※このレポートは、YouTube動画で視聴いただくこともできます。
著者の吉田 哲が解説しています。以下のリンクよりご視聴ください。
イベントで見えた投資家の不安とプラチナの将来性

「株高」に不安を感じる個人投資家の方々

 7月6日(土)、楽天証券 25th ANNIVERSARY FES ~DAY1:投資戦略フェス~に参加し、たくさんの個人投資家の方々と直接、お話をしました。大変に楽しく、有意義な時間でした。また、筆者は中規模会場と小規模会場でそれぞれ約30分間、講演をする機会があり、個人投資家の皆さまがどの話題に強い関心があるのかを肌で感じることができました。今回のレポートは、同イベントの参加記です。

 当社のサービスの一つである「金・プラチナ取引」を訴求するブースは「駆け込み寺」の様相を呈していました。S&P500種指数やオールカントリー関連の金融商品を保有しているが、米国株が暴落するかもしれず、その不安に対して何か策を講じなければならないと考えている方々が多く集まった印象を受けました。

 同ブースで待機していた筆者を含むスタッフに声をかける方、ブース前で立ち止まって資料を手に取る方、ケースはさまざまですが、会話がはずんで「なぜ金(ゴールド)に興味を持たれたのか?」と聞くことができた方々のほとんどが「今の株高が不安だから」という趣旨の言葉を述べました。中には「(株価が)気持ちが悪いくらい上昇している」と述べた方もおられました。
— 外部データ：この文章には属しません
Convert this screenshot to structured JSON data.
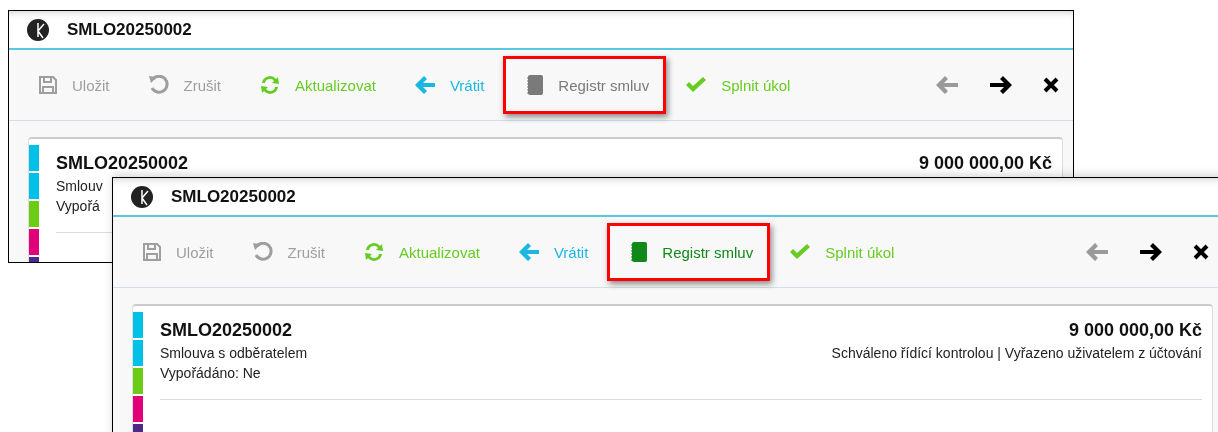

 教科書的には「株高は好景気の象徴」です。国内外の株価が高騰している今、なぜ不安を感じてしまうのでしょうか。「株価が高いことは悪いことではないように感じますが?」と尋ねると、複数の方から「なぜ高いか分からない」「好景気を実感できない中で株だけが上がっている」という趣旨の返答がありました。

図:S&P500、金(ゴールド)、原油の価格推移(1984年1月を100として指数化)

出所:世界銀行およびブルームバーグのデータを基に筆者作成

 株価が上昇し、ご自身が保有されている金融商品の評価額は増えてはいるものの、その理由が分からず、実感も湧かず、かえって株価が暴落するのではないかという不安が増している、そしてその不安を解決し得る策の一つとして金(ゴールド)に関心を寄せられている、という状況だと感じました。

 こうした声を受け、「もっとポートフォリオを分散したい方へ、コモディティの世界をご紹介!」と題した中規模会場での講演では、重点を置くポイントを変更しました。上の図と下の図は、足元の株高を説明する際に用いたスライドです。

 上の図で、異常とも言える米国株の上昇率が、金(ゴールド)や原油などのコモディティ(国際商品)価格の上昇率をはるかに上回っている様子を説明しました。

 そして下の図を用い、半年から1年程度先の「思惑」を織り込んで推移するとされる株式が、2010年ごろに始まった世界的なスマートフォンの普及に伴うSNSの利用拡大を受けた情報の受け手と発信者の関係の変化をきっかけとした「思惑優先」のムード拡大によって、異常なまでの、理由が定かでない、実感が湧かない暴騰劇を演じていると、説明をしました。